A word used with reference to God when one speaks of God's divine nature or essence or of the three persons of the Trinity. See Trinity.
Old Testament Foundations The core concepts of the divine nature are found in Old Testament monotheism. God, who can be known by mankind only as He chooses to reveal Himself, discloses Himself and thus His nature in the context of His relationships with humanity. While the scope of His nature is beyond human comprehension, the essence has been revealed and can be perceived and understood. To Moses God revealed His name (Yahweh) and the essential aspects of His nature as One who exists (Exodus 3:13-14). God is spirit and cannot be represented in material fashion (Exodus 20:4). He reveals Himself as abounding in grace, lovingkindness, and truth (Exodus 34:6-7). God is holy (Leviticus 11:44-45) and thus exists as separate and different from all of His creation. He is righteous (Deuteronomy 32:4) and thus serves as the reference point and judge for all that is good, worthy, and valuable. His nature defines the character of what His people are to be and do.

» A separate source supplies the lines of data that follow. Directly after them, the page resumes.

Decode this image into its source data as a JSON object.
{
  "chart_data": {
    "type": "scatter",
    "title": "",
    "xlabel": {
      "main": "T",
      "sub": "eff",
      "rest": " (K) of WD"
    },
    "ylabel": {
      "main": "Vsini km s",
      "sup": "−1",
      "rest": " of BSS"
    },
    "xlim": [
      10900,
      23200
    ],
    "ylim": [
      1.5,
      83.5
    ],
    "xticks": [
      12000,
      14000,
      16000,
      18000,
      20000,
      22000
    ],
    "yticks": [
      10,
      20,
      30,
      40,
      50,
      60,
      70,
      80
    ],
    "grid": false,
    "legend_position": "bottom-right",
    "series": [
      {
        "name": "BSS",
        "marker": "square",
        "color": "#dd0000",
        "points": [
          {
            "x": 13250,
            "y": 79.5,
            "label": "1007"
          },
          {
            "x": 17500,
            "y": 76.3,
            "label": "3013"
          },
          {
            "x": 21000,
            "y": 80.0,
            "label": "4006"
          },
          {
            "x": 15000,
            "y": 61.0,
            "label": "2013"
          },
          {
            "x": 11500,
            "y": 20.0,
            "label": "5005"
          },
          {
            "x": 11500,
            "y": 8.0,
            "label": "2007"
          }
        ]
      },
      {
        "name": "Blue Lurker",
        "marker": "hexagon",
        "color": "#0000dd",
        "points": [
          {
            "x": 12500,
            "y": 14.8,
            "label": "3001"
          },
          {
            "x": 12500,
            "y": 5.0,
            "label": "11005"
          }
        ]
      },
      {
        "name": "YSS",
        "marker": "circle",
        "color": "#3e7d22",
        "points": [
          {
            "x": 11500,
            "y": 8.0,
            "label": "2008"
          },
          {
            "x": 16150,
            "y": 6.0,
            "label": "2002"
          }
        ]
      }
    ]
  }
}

New Testament New Testament concept of God's nature correlates with the Old Testament. Some aspects are sharpened and emphasized, such as God as Father and God as love. In the main, however, continuity exists with the Old Testament understanding. The most important addition in the New Testament understanding of God is the concept of the Trinity. While not explicitly formulated in the Bible, the Trinity is alluded to in
Matthew 28:19 and other passages. The early church drew from the biblical evidence in affirming God in three equal and coexistent Persons—Father, Son, and Holy Spirit.